The IRS Large Business and International division has released 50 campaigns that expands the government’s tax enforcement and administration efforts. These campaigns are part of the IRS’s strategy to focus limited resources on areas of noncompliance.
The campaigns are designed to focus on taxpayer noncompliance and areas in which the IRS believes scrutiny is needed and to drive taxpayer behaviors. Although the name suggests that these campaigns are solely for large businesses, it is still a good practice to have an idea of what these campaigns are.
Here are some notable campaigns that you need to know:
1. S Corporation Distributions
S Corporations and their shareholders are required to properly report the tax consequences of distributions. We have identified three issues that are part of this campaign. The first issue occurs when an S Corporation fails to report gain upon the distribution of appreciated property to a shareholder.

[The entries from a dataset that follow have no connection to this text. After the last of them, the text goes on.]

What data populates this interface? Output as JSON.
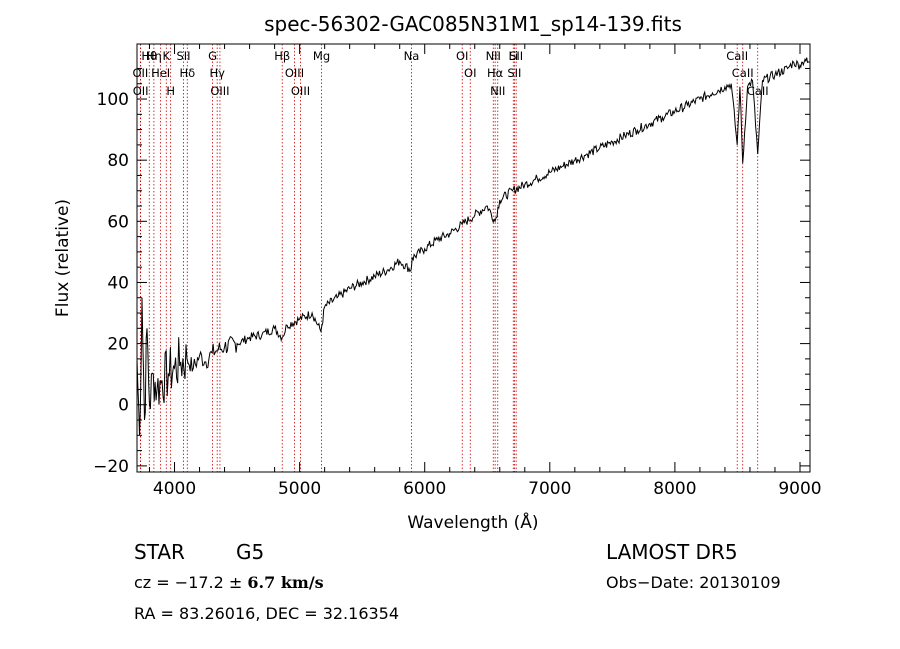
{
  "chart_data": {
    "type": "line",
    "title": "spec-56302-GAC085N31M1_sp14-139.fits",
    "xlabel": "Wavelength (Å)",
    "ylabel": "Flux (relative)",
    "xlim": [
      3700,
      9080
    ],
    "ylim": [
      -22,
      118
    ],
    "xticks": [
      4000,
      5000,
      6000,
      7000,
      8000,
      9000
    ],
    "yticks": [
      -20,
      0,
      20,
      40,
      60,
      80,
      100
    ],
    "grid": false,
    "series": [
      {
        "x": [
          3700,
          3720,
          3740,
          3760,
          3780,
          3800,
          3830,
          3860,
          3900,
          3950,
          4000,
          4050,
          4100,
          4150,
          4200,
          4250,
          4300,
          4350,
          4400,
          4500,
          4600,
          4700,
          4800,
          4860,
          4900,
          5000,
          5100,
          5170,
          5200,
          5300,
          5400,
          5500,
          5600,
          5700,
          5800,
          5890,
          5900,
          6000,
          6100,
          6200,
          6300,
          6400,
          6500,
          6563,
          6600,
          6700,
          6800,
          6900,
          7000,
          7100,
          7200,
          7300,
          7400,
          7500,
          7600,
          7700,
          7800,
          7900,
          8000,
          8100,
          8200,
          8300,
          8400,
          8450,
          8498,
          8520,
          8542,
          8580,
          8620,
          8662,
          8700,
          8800,
          8900,
          8950,
          9000,
          9020,
          9040,
          9060,
          9080
        ],
        "y": [
          15,
          -10,
          35,
          -5,
          25,
          0,
          10,
          5,
          8,
          10,
          12,
          14,
          15,
          12,
          16,
          14,
          17,
          18,
          19,
          20,
          22,
          23,
          25,
          22,
          26,
          28,
          30,
          24,
          32,
          35,
          38,
          40,
          42,
          44,
          47,
          44,
          48,
          51,
          54,
          56,
          59,
          62,
          65,
          60,
          67,
          70,
          72,
          74,
          76,
          78,
          80,
          82,
          84,
          86,
          88,
          90,
          92,
          94,
          96,
          98,
          100,
          102,
          104,
          105,
          85,
          104,
          79,
          104,
          106,
          82,
          106,
          108,
          110,
          112,
          111,
          112,
          113,
          112,
          112
        ]
      }
    ],
    "lines": [
      {
        "name": "Hθ",
        "x": 3798
      },
      {
        "name": "OII",
        "x": 3727
      },
      {
        "name": "OII",
        "x": 3729
      },
      {
        "name": "Hη",
        "x": 3835
      },
      {
        "name": "HeI",
        "x": 3889
      },
      {
        "name": "K",
        "x": 3934
      },
      {
        "name": "H",
        "x": 3969
      },
      {
        "name": "SII",
        "x": 4072
      },
      {
        "name": "Hδ",
        "x": 4102
      },
      {
        "name": "G",
        "x": 4304
      },
      {
        "name": "Hγ",
        "x": 4341
      },
      {
        "name": "OIII",
        "x": 4363
      },
      {
        "name": "Hβ",
        "x": 4861
      },
      {
        "name": "OIII",
        "x": 4959
      },
      {
        "name": "OIII",
        "x": 5007
      },
      {
        "name": "Mg",
        "x": 5175
      },
      {
        "name": "Na",
        "x": 5894
      },
      {
        "name": "OI",
        "x": 6300
      },
      {
        "name": "OI",
        "x": 6364
      },
      {
        "name": "NII",
        "x": 6548
      },
      {
        "name": "Hα",
        "x": 6563
      },
      {
        "name": "NII",
        "x": 6584
      },
      {
        "name": "Li",
        "x": 6708
      },
      {
        "name": "SII",
        "x": 6717
      },
      {
        "name": "SII",
        "x": 6731
      },
      {
        "name": "CaII",
        "x": 8498
      },
      {
        "name": "CaII",
        "x": 8542
      },
      {
        "name": "CaII",
        "x": 8662
      }
    ]
  },
  "info": {
    "class": "STAR",
    "subclass": "G5",
    "survey": "LAMOST DR5",
    "cz_prefix": "cz = ",
    "cz_value": "−17.2",
    "cz_pm": "±",
    "cz_err": "6.7 km/s",
    "obs_date": "Obs−Date: 20130109",
    "radec": "RA =  83.26016, DEC =  32.16354"
  },
  "colors": {
    "line_marker": "#cc0000",
    "spectrum": "#000000"
  }
}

The second issue occurs when an S Corporation fails to determine that a distribution, whether in cash or property, is properly taxable as a dividend. The third issue occurs when a shareholder fails to report non-dividend distributions in excess of their stock basis that are subject to taxation. The treatment streams for this campaign include issue-based examinations, tax form change suggestions, and stakeholder outreach.
2. S Corporation Losses Claimed in Excess of Basis Campaigns
S corporation shareholders report income, losses and other items passed through from their corporation. The law limits losses and deductions to their basis in the corporation. LB&I has found that shareholders claim losses and deductions to which they are not entitled because they do not have sufficient stock or debt basis to absorb these items.
LB&I has developed technical content for this campaign that will aid revenue agents as they examine the issue. The treatment streams for this campaign will be issue-based examinations, soft letters (PDF) encouraging voluntary self-correction, conducting stakeholder outreach, and creating a new form for shareholders to assist in properly computing their basis.
3. S Corporations Built in Gains Tax
C corporations that convert to S corporations are subjected to the Built-in Gains tax (BIG) if they have a net unrealized built-in gain and sell assets within 5 years after the conversion. This tax is assessed to the S corporation. LB&I has found that S corporations are not always paying this tax when they sell the C corporation assets after the conversion.
LB&I has developed comprehensive technical content for this campaign that will aid revenue agents as they examine the issue. The goal of this campaign is to increase awareness and compliance with the law as supported by several court decisions. Treatment streams for this campaign will be issue-based examinations, soft letters, and outreach to practitioners.
4. Virtual Currency
U.S. persons are subject to tax on worldwide income from all sources including transactions involving virtual currency. IRS Notice 2014-21 states that virtual currency is property for federal tax purposes and provides information on the U.S. federal tax implications of convertible virtual currency transactions. The Virtual Currency Compliance campaign will address noncompliance related to the use of virtual currency through multiple treatment streams including outreach and examinations.
The compliance activities will follow the general tax principles applicable to all transactions in property, as outlined in Notice 2014-21. The IRS will continue to consider and solicit taxpayer and practitioner feedback in education efforts, future guidance, and development of Practice Units. Taxpayers with unreported virtual currency transactions are urged to correct their returns as soon as practical. The IRS is not contemplating a voluntary disclosure program specifically to address tax non-compliance involving virtual currency.